Large correlation matrix data require excessive CPU and memory resources when browsing

lusiani · 25 November 2021 23:23

I am working on a submission of a BaBar measurement of sigma(e+e- → pi+pi-) that includes a large (337 x 337) statistical covariace matrix. Preparing and uploading the submission requires few CPU resources, but when the table is displayed on a browser even a modern 8-threads CPU with 16 GB of RAM gets overloaded for a significant amount of time, apparently to produce and display a scatter plot of the covariance matrix. I work on Linux Fedora 34 and use Chrome as browser.

Is there a way to build a submission in a way that one table has its automatic plot disabled when browsing?

Although there are no resource constraints, I also note that the YAML format for storing a covariance matrix is verbose, and requires in my case to store each coefficient with the lower and higher edges of its row and of its column bin. A more compact format could store all coefficients without extra data, plus a single instance of the bin edges. I have read the documentation but I did not find an example of how to include data in a custom format: is that possible?

Best regards,

Alberto Lusiani

GraemeWatt · 26 November 2021 19:38

Thanks for the interesting questions. Unfortunately, the situation has not changed since I answered similar questions in an email to you last year (12th June 2020). The current heatmap visualisation code does not cope well for tables with more than, say, 5000 rows, corresponding to a covariance matrix with 50-100 bins. Suppressing the loading of large tables by default (records: initially only load and plot the first 50 rows of large tables · Issue #136 · HEPData/hepdata · GitHub) or investigating the use of alternative (possibly more efficient) visualisation libraries (plots: investigate use of Vega-Lite or Altair for visualization · Issue #151 · HEPData/hepdata · GitHub) are long-term open issues that are not easy to address. Conversion of large matrices from YAML into other formats may also present a problem.

I agree that the current YAML encoding of covariance matrices is quite verbose, with duplicated bins, but it has the advantage of using the same representation for two-dimensional measurements with different bins for each of the two independent variables. Using a custom YAML format is not currently possible.

The current solution to both these problems is to include a large covariance matrix not as a data table, but as additional_resources attached to either a whole submission or to a specific table. If the latter, the table could contain the central values of the measurement in the normal YAML format, then the covariance matrix could be attached as additional_resources. Or an empty table could be given with {independent_variables: [], dependent_variables: []} and the covariance matrix could be attached as additional_resources. If using this method, you have the freedom to specify the covariance matrix in any format you choose, for example, a more concise YAML format or a simple text format such as CSV. The hepdata_lib tool has a method add_additional_resource for instances of the Submission or Table classes.
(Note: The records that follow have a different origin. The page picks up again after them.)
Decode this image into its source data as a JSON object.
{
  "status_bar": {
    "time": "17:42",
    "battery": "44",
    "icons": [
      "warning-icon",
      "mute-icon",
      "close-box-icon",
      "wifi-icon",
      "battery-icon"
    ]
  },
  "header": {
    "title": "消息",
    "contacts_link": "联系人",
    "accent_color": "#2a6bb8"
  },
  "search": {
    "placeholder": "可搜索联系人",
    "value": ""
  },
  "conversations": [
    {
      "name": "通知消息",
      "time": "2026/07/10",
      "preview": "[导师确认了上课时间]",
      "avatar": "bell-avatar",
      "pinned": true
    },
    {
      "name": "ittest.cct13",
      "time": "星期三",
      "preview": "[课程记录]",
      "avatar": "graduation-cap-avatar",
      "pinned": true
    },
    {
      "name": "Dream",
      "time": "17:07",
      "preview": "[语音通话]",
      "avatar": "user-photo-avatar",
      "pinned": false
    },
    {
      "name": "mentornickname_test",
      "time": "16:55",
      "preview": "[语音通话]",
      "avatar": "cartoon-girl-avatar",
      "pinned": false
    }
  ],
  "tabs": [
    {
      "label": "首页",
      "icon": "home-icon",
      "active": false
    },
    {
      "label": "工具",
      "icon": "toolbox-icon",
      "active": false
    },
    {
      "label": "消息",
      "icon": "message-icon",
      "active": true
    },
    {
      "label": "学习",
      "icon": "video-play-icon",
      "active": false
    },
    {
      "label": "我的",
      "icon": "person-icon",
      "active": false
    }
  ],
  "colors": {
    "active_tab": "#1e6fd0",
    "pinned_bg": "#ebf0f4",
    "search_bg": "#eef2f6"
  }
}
I realise that this solution is not ideal, but HEPData was not designed to support large files or custom formats, and it is not easy to extend the current software. But if you manage to develop a concise YAML format for covariance matrices similar to the HEPData format, we could consider extending the software to support it in future, and you can attach the files as additional_resources for now.

lusiani · 27 November 2021 20:37

Thanks for the reply! I will try to use additional_resources.